Amazon Web Services (AWS) has become a critical technology provider for Wall Street, and the company is now deeply involved in helping financial institutions leverage generative AI. With the rise of generative AI, the competition among cloud providers like AWS, Microsoft Azure, and Google Cloud has intensified. To maintain its position, Amazon is investing heavily in its cloud and AI offerings, with a substantial portion dedicated to enhancing AWS and its AI capabilities.

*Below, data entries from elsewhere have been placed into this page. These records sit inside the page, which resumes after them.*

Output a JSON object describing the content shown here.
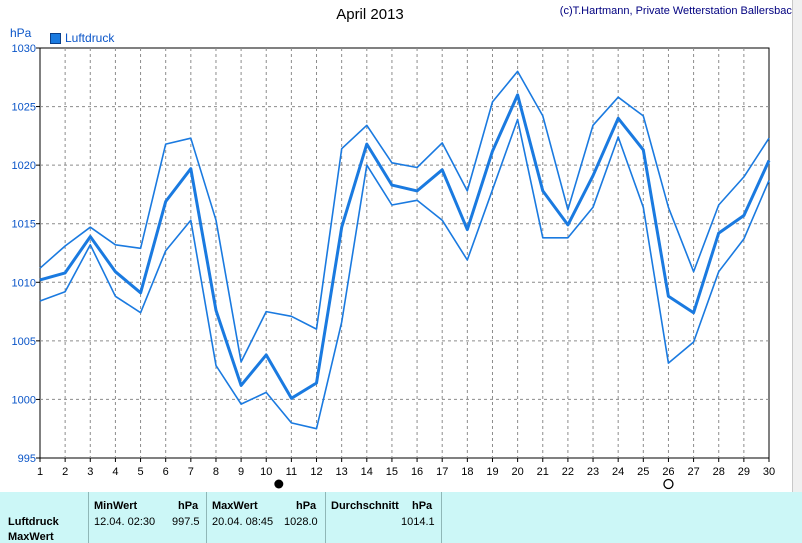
{
  "chart_data": {
    "type": "line",
    "title": "April 2013",
    "credit": "(c)T.Hartmann, Private Wetterstation Ballersbach",
    "unit": "hPa",
    "legend": [
      "Luftdruck"
    ],
    "x": [
      1,
      2,
      3,
      4,
      5,
      6,
      7,
      8,
      9,
      10,
      11,
      12,
      13,
      14,
      15,
      16,
      17,
      18,
      19,
      20,
      21,
      22,
      23,
      24,
      25,
      26,
      27,
      28,
      29,
      30
    ],
    "xlim": [
      1,
      30
    ],
    "ylim": [
      995,
      1030
    ],
    "yticks": [
      995,
      1000,
      1005,
      1010,
      1015,
      1020,
      1025,
      1030
    ],
    "grid": true,
    "series": [
      {
        "role": "max",
        "values": [
          1011.2,
          1013.1,
          1014.7,
          1013.2,
          1012.9,
          1021.8,
          1022.3,
          1015.3,
          1003.2,
          1007.5,
          1007.1,
          1006.0,
          1021.4,
          1023.4,
          1020.2,
          1019.8,
          1021.9,
          1017.8,
          1025.4,
          1028.0,
          1024.2,
          1016.2,
          1023.4,
          1025.8,
          1024.2,
          1016.4,
          1010.9,
          1016.6,
          1019.0,
          1022.3
        ]
      },
      {
        "role": "mean",
        "name": "Luftdruck",
        "values": [
          1010.2,
          1010.8,
          1013.9,
          1010.9,
          1009.1,
          1016.9,
          1019.7,
          1007.6,
          1001.2,
          1003.8,
          1000.1,
          1001.4,
          1014.7,
          1021.8,
          1018.3,
          1017.8,
          1019.6,
          1014.5,
          1021.2,
          1026.0,
          1017.8,
          1014.9,
          1019.1,
          1024.0,
          1021.3,
          1008.8,
          1007.4,
          1014.2,
          1015.7,
          1020.4
        ]
      },
      {
        "role": "min",
        "values": [
          1008.4,
          1009.2,
          1013.2,
          1008.8,
          1007.4,
          1012.7,
          1015.3,
          1002.9,
          999.6,
          1000.6,
          998.0,
          997.5,
          1006.6,
          1020.0,
          1016.6,
          1017.0,
          1015.3,
          1011.9,
          1017.9,
          1023.9,
          1013.8,
          1013.8,
          1016.4,
          1022.4,
          1016.4,
          1003.1,
          1004.9,
          1010.9,
          1013.7,
          1018.7
        ]
      }
    ],
    "markers": [
      {
        "day": 10.5,
        "symbol": "new-moon"
      },
      {
        "day": 26,
        "symbol": "full-moon"
      }
    ]
  },
  "table": {
    "row_labels": [
      "Luftdruck",
      "MaxWert"
    ],
    "min_header": "MinWert",
    "min_unit": "hPa",
    "min_datetime": "12.04.  02:30",
    "min_value": "997.5",
    "max_header": "MaxWert",
    "max_unit": "hPa",
    "max_datetime": "20.04.  08:45",
    "max_value": "1028.0",
    "avg_header": "Durchschnitt",
    "avg_unit": "hPa",
    "avg_value": "1014.1"
  },
  "colors": {
    "series": "#1a7ae0",
    "grid": "#8c8c8c",
    "axis": "#000000",
    "table_bg": "#ccf7f7"
  }
}
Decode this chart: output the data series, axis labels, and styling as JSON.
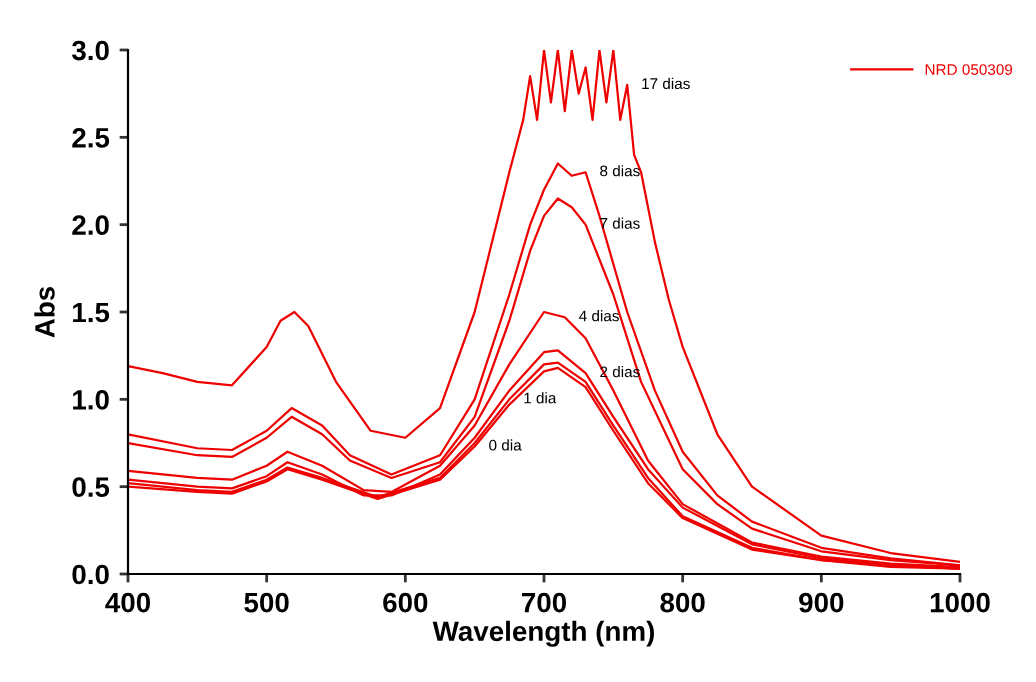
{
  "chart_data": {
    "type": "line",
    "xlabel": "Wavelength (nm)",
    "ylabel": "Abs",
    "xlim": [
      400,
      1000
    ],
    "xticks": [
      400,
      500,
      600,
      700,
      800,
      900,
      1000
    ],
    "ylim": [
      0.0,
      3.0
    ],
    "yticks": [
      {
        "value": 0,
        "label": "0.0"
      },
      {
        "value": 0.5,
        "label": "0.5"
      },
      {
        "value": 1,
        "label": "1.0"
      },
      {
        "value": 1.5,
        "label": "1.5"
      },
      {
        "value": 2,
        "label": "2.0"
      },
      {
        "value": 2.5,
        "label": "2.5"
      },
      {
        "value": 3,
        "label": "3.0"
      }
    ],
    "grid": false,
    "legend": "top right",
    "marker": "none",
    "line_style": "solid",
    "series": [
      {
        "name": "NRD 050309",
        "color": "#ee0000",
        "x": [
          400,
          450,
          475,
          500,
          515,
          540,
          580,
          625,
          650,
          675,
          700,
          710,
          730,
          750,
          775,
          800,
          850,
          900,
          950,
          1000
        ],
        "values": [
          0.5,
          0.47,
          0.46,
          0.53,
          0.6,
          0.54,
          0.43,
          0.54,
          0.73,
          0.97,
          1.16,
          1.18,
          1.07,
          0.82,
          0.52,
          0.32,
          0.14,
          0.08,
          0.04,
          0.03
        ]
      },
      {
        "color": "#ee0000",
        "x": [
          400,
          450,
          475,
          500,
          515,
          540,
          580,
          625,
          650,
          675,
          700,
          710,
          730,
          750,
          775,
          800,
          850,
          900,
          950,
          1000
        ],
        "values": [
          0.52,
          0.48,
          0.47,
          0.54,
          0.61,
          0.55,
          0.44,
          0.55,
          0.75,
          1.0,
          1.2,
          1.21,
          1.1,
          0.85,
          0.55,
          0.33,
          0.15,
          0.08,
          0.05,
          0.03
        ]
      },
      {
        "color": "#ee0000",
        "x": [
          400,
          450,
          475,
          500,
          515,
          540,
          570,
          590,
          625,
          650,
          675,
          700,
          710,
          730,
          750,
          775,
          800,
          850,
          900,
          950,
          1000
        ],
        "values": [
          0.54,
          0.5,
          0.49,
          0.56,
          0.64,
          0.57,
          0.45,
          0.45,
          0.57,
          0.78,
          1.05,
          1.27,
          1.28,
          1.15,
          0.9,
          0.6,
          0.38,
          0.17,
          0.09,
          0.05,
          0.03
        ]
      },
      {
        "color": "#ee0000",
        "x": [
          400,
          450,
          475,
          500,
          515,
          540,
          570,
          590,
          625,
          650,
          675,
          700,
          715,
          730,
          750,
          775,
          800,
          850,
          900,
          950,
          1000
        ],
        "values": [
          0.59,
          0.55,
          0.54,
          0.62,
          0.7,
          0.62,
          0.48,
          0.47,
          0.62,
          0.85,
          1.2,
          1.5,
          1.47,
          1.35,
          1.05,
          0.65,
          0.4,
          0.18,
          0.1,
          0.06,
          0.04
        ]
      },
      {
        "color": "#ee0000",
        "x": [
          400,
          450,
          475,
          500,
          518,
          540,
          560,
          590,
          625,
          650,
          675,
          690,
          700,
          710,
          720,
          730,
          750,
          770,
          800,
          825,
          850,
          900,
          950,
          1000
        ],
        "values": [
          0.75,
          0.68,
          0.67,
          0.78,
          0.9,
          0.8,
          0.65,
          0.55,
          0.64,
          0.9,
          1.45,
          1.85,
          2.05,
          2.15,
          2.1,
          2.0,
          1.6,
          1.1,
          0.6,
          0.4,
          0.26,
          0.13,
          0.08,
          0.05
        ]
      },
      {
        "color": "#ee0000",
        "x": [
          400,
          450,
          475,
          500,
          518,
          540,
          560,
          590,
          625,
          650,
          675,
          690,
          700,
          710,
          720,
          730,
          740,
          760,
          780,
          800,
          825,
          850,
          900,
          950,
          1000
        ],
        "values": [
          0.8,
          0.72,
          0.71,
          0.82,
          0.95,
          0.85,
          0.68,
          0.57,
          0.68,
          1.0,
          1.6,
          2.0,
          2.2,
          2.35,
          2.28,
          2.3,
          2.05,
          1.5,
          1.05,
          0.7,
          0.45,
          0.3,
          0.15,
          0.09,
          0.05
        ]
      },
      {
        "color": "#ee0000",
        "x": [
          400,
          425,
          450,
          475,
          500,
          510,
          520,
          530,
          550,
          575,
          600,
          625,
          650,
          675,
          685,
          690,
          695,
          700,
          705,
          710,
          715,
          720,
          725,
          730,
          735,
          740,
          745,
          750,
          755,
          760,
          765,
          770,
          780,
          790,
          800,
          825,
          850,
          900,
          950,
          1000
        ],
        "values": [
          1.19,
          1.15,
          1.1,
          1.08,
          1.3,
          1.45,
          1.5,
          1.42,
          1.1,
          0.82,
          0.78,
          0.95,
          1.5,
          2.3,
          2.6,
          2.85,
          2.6,
          3.0,
          2.7,
          3.0,
          2.65,
          3.0,
          2.75,
          2.9,
          2.6,
          3.0,
          2.7,
          3.0,
          2.6,
          2.8,
          2.4,
          2.3,
          1.9,
          1.57,
          1.3,
          0.8,
          0.5,
          0.22,
          0.12,
          0.07
        ]
      }
    ],
    "annotations": [
      {
        "text": "0 dia",
        "x": 650,
        "y": 0.73
      },
      {
        "text": "1 dia",
        "x": 675,
        "y": 1.0
      },
      {
        "text": "2 dias",
        "x": 730,
        "y": 1.15
      },
      {
        "text": "4 dias",
        "x": 715,
        "y": 1.47
      },
      {
        "text": "7 dias",
        "x": 730,
        "y": 2.0
      },
      {
        "text": "8 dias",
        "x": 730,
        "y": 2.3
      },
      {
        "text": "17 dias",
        "x": 760,
        "y": 2.8
      }
    ]
  }
}
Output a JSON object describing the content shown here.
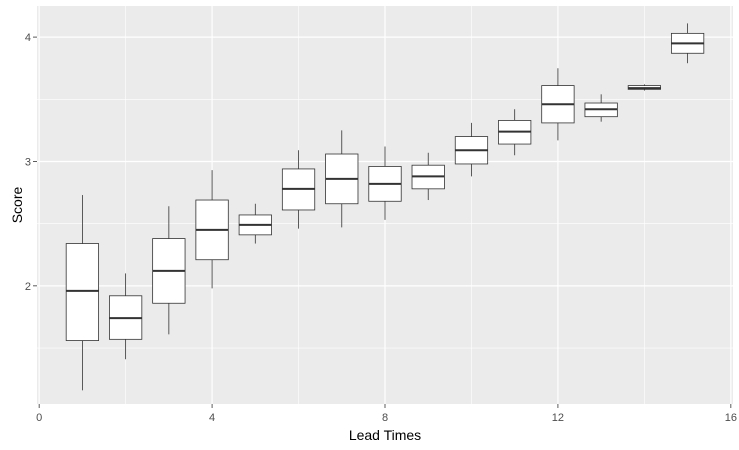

John Kain, head of financial services market development at AWS, shared insights on how the company is working with major players in the financial sector. AWS is partnering with two international banks, a hedge fund, and a fintech firm to advance their AI initiatives. According to Kain, the industry is maturing, leading to more tailored AI applications. A major focus is reducing hallucinations, a common issue in generative AI where incorrect information is presented as fact. AWS is using tools like Bedrock Guardrails and automated reasoning to improve the accuracy of AI outputs.
JPMorgan Chase
JPMorgan Chase has significantly embraced the cloud, beginning in 2017. Having over a thousand applications running on AWS that fully take advantage of generative AI technologies. The bank’s internal data and AI platform utilizes AWS SageMaker, a tool for building and training machine-learning models, with thousands of employees using the cloud-based tool monthly. Security, governance, and compliance have been key considerations for JPMorgan. Because JPMorgan processes a massive amount of payments daily and serves tens of millions of customers, its scale provides valuable insights for AWS, assisting in its roadmap development, according to Kain.
Bridgewater
Bridgewater’s AIA Labs, or Artificial Investment Associate, aims to transform the firm’s investment strategies using AI and machine learning. Initially, generative AI was used to answer straightforward questions, but it has evolved. The platform now analyzes complex investing strategies by breaking them down into multiple steps, with each step handled by a specific agent. This allows the AI to check how interest rates impact returns, double-check financials, and summarize risk profiles. According to Aaron Linsky, CTO of AIA Labs, limiting the responsibilities of each agent has been crucial for success and is speeding up the process for investment associates.
MUFG
Mitsubishi UFJ Financial Group (MUFG) is leveraging generative AI to enhance its corporate sales efforts. An AI platform that suggests sales ideas has significantly improved conversion rates. MUFG’s salespeople previously had to sift through vast amounts of documents. Now, the AI platform combines multiple data sets to get insights from the client’s transactions, previous sales conversions, financial filings, and public information. This reduces sales pitch drafting time from hours or days to minutes, according to Tetsuo Horigane, head of quant innovation at MUFG.
Rocket Mortgage
Rocket Mortgage is using AI in its call centers to transform strategy and customer experience. By integrating AWS technology, the fintech aims to create an “entire network of agents” to handle tasks such as transcription, real-time information gathering, and post-call insights. This saves call center employees significant time, allowing clients to self-serve a higher percentage of the time. With access to petabytes of data, the company is using AI to ask key business questions to improve its online platforms, streamline workflows, and enhance customer experience, according to Kain.